Stichtag für die Tierbestandsmeldung ist jeweils der 1. Januar. Die Meldung ist bis spätestens zum 31. Januar schriftlich abzugeben.

Es gibt allerdings drei Ausnahmen:

  • Bienenhalter haben den Jahreshöchstbesatz anzugeben; das ist die Anzahl der Bienenvölker im Sinne von § 1 der Bienenseuchenverordnung, die maximal im Beitragsjahr gehalten werden soll
  • Rinder müssen zum Stichtag nicht gemeldet werden; die Tierseuchenkasse entnimmt die Bestandszahlen für die Beitragsveranlagung der HIT-Datenbank.
  • Halter von Legehennen/Junghennen, Masthähnchen, Elterntieren, Puten, Putenküken, Enten, Entenküken, Gänse und Gänseküken müssen den Jahreshöchstbesatz melden, das heißt die Tierzahl, die maximal in der jeweiligen Geflügelart während des Jahres gehalten werden soll.

Nach dem 15.02. neu gegründete Tierbestände sind immer unverzüglich der Tierseuchenkasse schriftlich zu melden.

Nachmeldung

Über die Meldung zum 1. Januar (Stichtag) hinaus sind alle Tierbesitzer, die am 15. Februar mehr als 100 Schweine, 50 Rinder, 50 Pferde, 50 Schafe, 50 Ziegen und 50 Stück Gehegewild halten, verpflichtet, ihren Tierbestand auch zum 15. Februar zu melden, wenn sich bei einer dieser Tierarten der Tierbestand durch Zugänge aus anderen Betrieben seit dem 1. Januar um mehr als 10 v. H. erhöht hat oder dieser Tierbestand neu gegründet wurde. Die erforderliche Nachmeldung hat - auch für Rinder - schriftlich zu erfolgen. Die Nachmeldung ist bis spätestens zum 28. Februar an die Tierseuchenkasse zu richten.

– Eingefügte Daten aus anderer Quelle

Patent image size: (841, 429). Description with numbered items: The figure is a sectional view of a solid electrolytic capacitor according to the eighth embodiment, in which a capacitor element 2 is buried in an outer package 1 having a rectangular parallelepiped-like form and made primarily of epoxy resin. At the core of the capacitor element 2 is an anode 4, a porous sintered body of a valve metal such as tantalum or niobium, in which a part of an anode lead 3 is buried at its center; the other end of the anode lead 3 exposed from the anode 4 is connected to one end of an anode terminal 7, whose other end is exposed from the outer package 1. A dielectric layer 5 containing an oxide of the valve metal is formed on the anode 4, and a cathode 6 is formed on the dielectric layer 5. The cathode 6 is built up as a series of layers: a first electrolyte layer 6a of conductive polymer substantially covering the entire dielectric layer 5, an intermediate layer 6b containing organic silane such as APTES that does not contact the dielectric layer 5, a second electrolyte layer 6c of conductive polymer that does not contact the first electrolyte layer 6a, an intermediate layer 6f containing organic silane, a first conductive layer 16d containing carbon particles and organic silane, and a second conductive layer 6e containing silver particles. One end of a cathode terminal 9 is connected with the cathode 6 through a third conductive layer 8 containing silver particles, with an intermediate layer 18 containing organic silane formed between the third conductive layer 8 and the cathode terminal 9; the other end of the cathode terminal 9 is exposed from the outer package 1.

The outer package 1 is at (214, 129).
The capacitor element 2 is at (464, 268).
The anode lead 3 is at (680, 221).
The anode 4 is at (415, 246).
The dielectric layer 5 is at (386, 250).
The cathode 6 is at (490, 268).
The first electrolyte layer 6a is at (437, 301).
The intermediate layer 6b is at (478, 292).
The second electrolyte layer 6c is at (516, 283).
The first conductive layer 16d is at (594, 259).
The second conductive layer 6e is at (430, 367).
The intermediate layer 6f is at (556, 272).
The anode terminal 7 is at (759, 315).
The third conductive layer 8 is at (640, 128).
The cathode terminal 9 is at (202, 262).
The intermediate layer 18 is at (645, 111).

Nach dem 15. Februar neu gegründete Tierbestände sind immer unverzüglich der Tierseuchenkasse schriftlich zu melden. Eine Beitragspflicht - außer für Geflügel und Bienen - besteht nicht.

Informationen für Bienenhalter

Bienenhalter haben den voraussichtlichen Jahreshöchstbesatz ihrer Bienenvölker anzugeben. Zu melden sind grundsätzlich alle Völker; auch kleine Ableger sind als solche zu bewerten. All das, was bei einem eventuellen Seuchenfall maximal vorzufinden, tierseuchenrechtlichen zu reglementieren und gegebenenfalls zu entschädigen ist, muss vollständig gemeldet werden.

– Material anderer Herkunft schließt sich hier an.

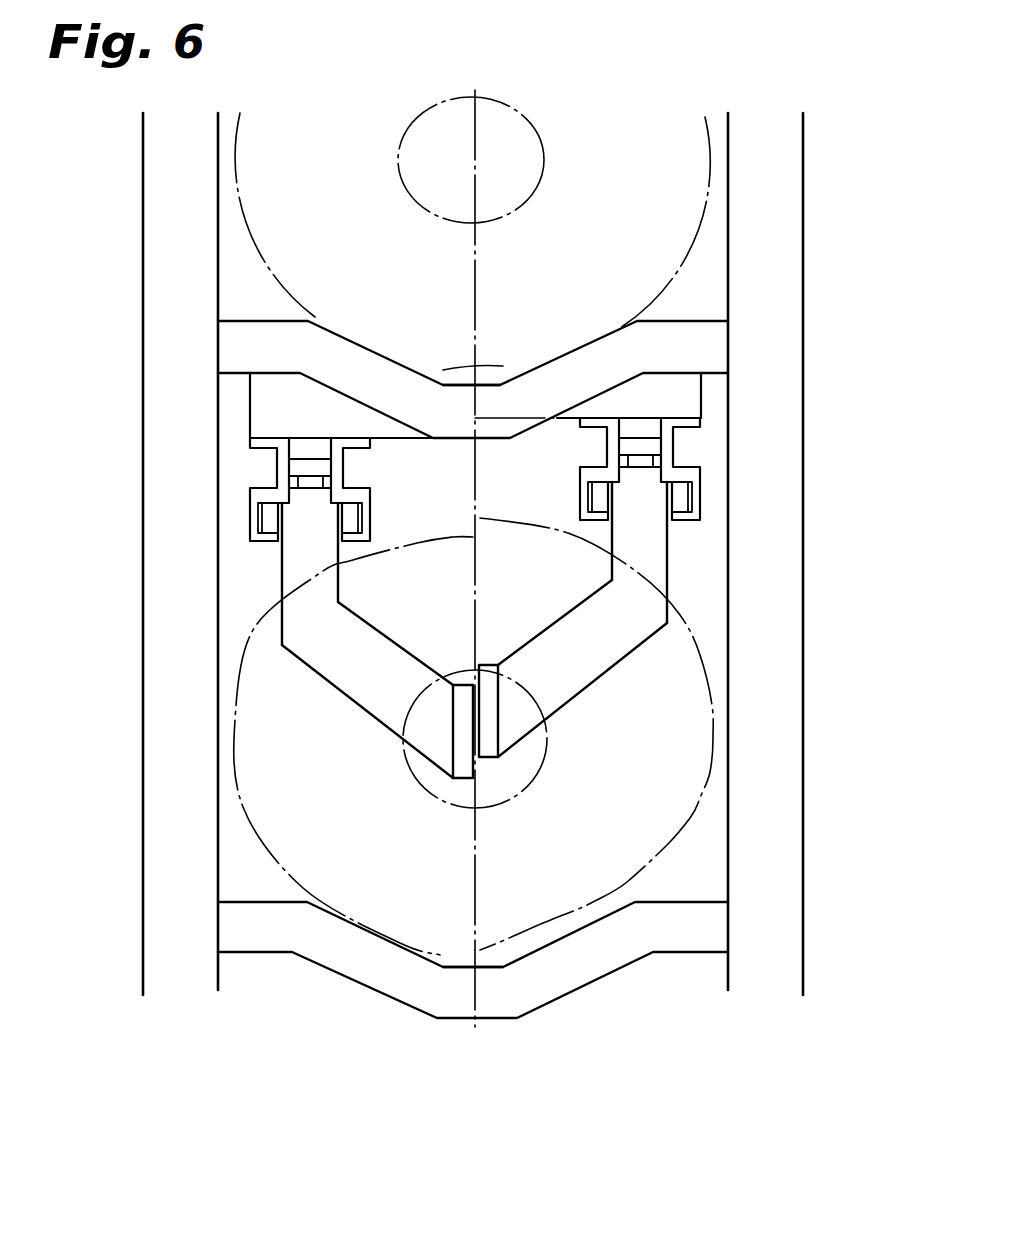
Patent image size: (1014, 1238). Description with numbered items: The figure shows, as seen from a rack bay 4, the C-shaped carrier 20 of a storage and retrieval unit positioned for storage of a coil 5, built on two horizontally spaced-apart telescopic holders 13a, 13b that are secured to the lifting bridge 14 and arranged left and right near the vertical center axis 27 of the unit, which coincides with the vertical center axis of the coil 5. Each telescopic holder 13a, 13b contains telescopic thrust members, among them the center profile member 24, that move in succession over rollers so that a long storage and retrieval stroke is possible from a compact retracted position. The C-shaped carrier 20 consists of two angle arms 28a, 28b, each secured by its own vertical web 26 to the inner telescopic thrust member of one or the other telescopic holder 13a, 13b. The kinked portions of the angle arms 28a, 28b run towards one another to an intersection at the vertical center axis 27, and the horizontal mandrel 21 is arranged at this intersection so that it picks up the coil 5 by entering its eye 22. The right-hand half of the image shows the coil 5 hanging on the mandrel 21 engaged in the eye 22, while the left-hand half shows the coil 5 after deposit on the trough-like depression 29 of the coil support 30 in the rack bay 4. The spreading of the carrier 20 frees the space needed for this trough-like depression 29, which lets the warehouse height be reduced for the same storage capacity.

The rack bay 4 is at (705, 258).
The coil 5 is at (708, 186).
The telescopic holder 13a is at (232, 483).
The telescopic holder 13b is at (705, 470).
The lifting bridge 14 is at (648, 385).
The C-shaped carrier 20 is at (474, 632).
The horizontal mandrel 21 is at (465, 710).
The eye 22 is at (520, 130).
The center profile member 24 is at (270, 462).
The vertical web 26 is at (300, 560).
The vertical center axis 27 is at (472, 285).
The angle arm 28a is at (335, 690).
The angle arm 28b is at (612, 672).
The trough-like depression 29 is at (497, 385).
The coil support 30 is at (683, 320).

Als Bienenhalter sind Sie verpflichtet, in Beständen ab zehn Bienenvölkern, jede Änderung in der Völkerzahl – auch Ableger - ganzjährig zu melden (Nachmeldung). Alle Änderungen, die eine Beitragserhöhung von 5 € oder mehr verursachen, werden Ihnen als Nachveranlagungsbescheid zugesendet.

Die Tierseuchenkasse als Solidargemeinschaft kann ihrer Aufgabe, Leistung von Entschädigungen und Beihilfen, nur nachkommen, wenn für alle im Beitragsjahr gehaltenen Tiere/Bienenvölker Beiträge bezahlt werden und daraus Rücklagen gebildet werden können. Nur dann ist in Seuchenfällen die Entschädigung aller Bienenvölker und die Übernahme der Kosten für die Tötung, Tierkörperbeseitigung sowie Reinigung und Desinfektion möglich.

Informationen für Geflügelhalter

Beim Geflügel ist der Jahreshöchstbesatz anzugeben, das heißt die Tierzahl, die maximal während des Jahres gehalten werden soll.

In Geflügelbeständen mit mehr als 500 Gänsen, 500 Enten, 500 Puten, 1000 Elterntieren, 1000 Masthähnchen, 1000 Legehennen/Junghennen, 1000 Gänseküken, 1000 Entenküken oder 1000 Putenküken ist jede Überschreitung des angegebenen Höchstbesatzes um mehr als 10 v.H. der Tierseuchenkasse unverzüglich mitzuteilen. Nachgemeldete Tiere sind beitragspflichtig.

Sofern Ihr Tierbestand kleiner ist oder sich weniger als 10 % verändert hat, ist eine Nachmeldung nicht erforderlich. Die Tierzahlen werden nicht übernommen.

Betriebe, die eine Zulassung als Viehhandelsunternehmen nach § 12 der Viehverkehrsverordnung haben, müssen den Höchstbesatz – je Standort – jeder Geflügelart melden.

Bei der Berechnung der Beiträge wird aber nur die Zahl der Tiere mit dem höchsten Beitragssatz herangezogen.